Last weekend there was a funeral for one of my father's uncles in Seattle, so Hava & I packed up and headed south, prepared for her to meet the entire Price clan. It was only the second funeral I'd ever been to, after Sabrina's in high school which I helped Mike film. Strange things, funerals. Especially this one, especially now. I've lived so long away from organized religion, and the deceased in question (Jim Cornelson) was in fact a minister, spent 40 years doing same in Korea, and had written & planned his own funerary service. Back in the religious context of my childhood again (fundi-Xtian via Mennonite), forgotten feelings came back as though foreign. Certain family members even act as symbols of my repression, for example, my Aunt who never swears. Anyway, it was a good occasion to re-examine my relationship with "the church," even if that just means being more aware of how it shaped my personality. I was reading Rilke's "Letters to a Young Poet" the other day (recommended read), and in one of them, (6?) he chastises the eponymous poet for rejecting religion because he realized the ideas of his childhood were based on a worldview too simple to hold water. The movie Dogma brings up the same idea in a similar metaphor, a glass of water: when you're young your glass is smaller and it takes less to fill. My relationship with religion now is anthropological, though I harbor a more personal view of spirituality. I am not without faith; but it is tempered and moulded by some pretty intense Socratic skepticism. And that's an entirely different post; suffice it to say, funerals make for great mirrors.

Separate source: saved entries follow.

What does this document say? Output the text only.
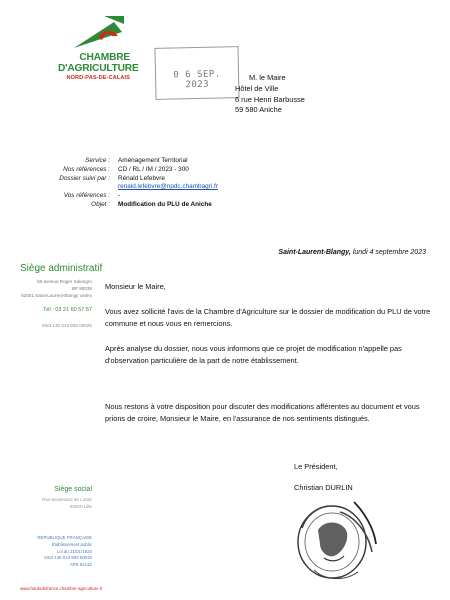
CHAMBRE
D'AGRICULTURE
NORD-PAS-DE-CALAIS	0 6 SEP. 2023
M. le Maire
Hôtel de Ville
6 rue Henri Barbusse
59 580 Aniche
Service :	Aménagement Territorial
Nos références :	CD / RL / IM / 2023 - 300
Dossier suivi par :	Rénald Lefebvre
renald.lefebvre@npdc.chambagri.fr
Vos références :	-
Objet :	Modification du PLU de Aniche
Saint-Laurent-Blangy, lundi 4 septembre 2023
Siège administratif
56 avenue Roger Salengro
BP 80039
62051 Saint-Laurent-Blangy cedex
Tél : 03 21 60 57 57
Siret 130 013 593 00025
Siège social
Rue Boulevard de Lorde
59000 Lille
RÉPUBLIQUE FRANÇAISE
Établissement public
Loi du 31/01/1924
Siret 130 013 593 00033
APE 9411Z
www.hautsdefrance.chambre-agriculture.fr
Monsieur le Maire,
Vous avez sollicité l'avis de la Chambre d'Agriculture sur le dossier de modification du PLU de votre commune et nous vous en remercions.
Après analyse du dossier, nous vous informons que ce projet de modification n'appelle pas d'observation particulière de la part de notre établissement.
Nous restons à votre disposition pour discuter des modifications afférentes au document et vous prions de croire, Monsieur le Maire, en l'assurance de nos sentiments distingués.
Le Président,
Christian DURLIN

And all this religion business is bedrock - funerals are the quintessential function of religion. The issue is how we deal with death. It's funny, but during the service, I kept thinking about my funeral, and how I wouldn't want it to be anything like it - no hymns, no flowers, no crying, certainly no $5k casket - but then, is the funeral for me, or for those who knew me? It seems from a Christian perspective [note: can't say "the"] that the wishes of the deceased should be honored as though they were watching from heaven. I'm struggling with how to gauge the efficacy of my preferred funeral, where folks are seated during a performance of the Adagio Sostenuto from Beethoven's 29th Sonata, then gradually progress from that somber music into drunken revelry & remembrance, sorta like an Irish wake. Hm.

Photo gallery here.

the music: Sigur Ros, Takk

1 Comments:

Blogger FM Hradek said...

Great post!

I have to argue that funerals have become an enterprise exceeding the requirements of God, the dead and our pocket books. I think entrepreneurs have made death into a business and although for us who lose a loved one, we seem to fuel this relationship that funeral homes have created in a world where death has become a legal and clinical state rather than a fact of life and progression of nature.

Why organized religion so ugly? Because it is. It is so for reasons that are not found in Scripture or in any teachings but in the desires of the few, the content of the lazy or ill informed. There are a few good hearted people out there but all in all, organized religion makes a mockery of any faith.

But please... please accept my condolences and I appreciate your wonderful introspect and outrospect... heheh. It is a beautiful thing to see someone awake who chases reason and truth rather than to submit to the dull drum of the seemingly meaningless existance we all share if we don't do exactly that.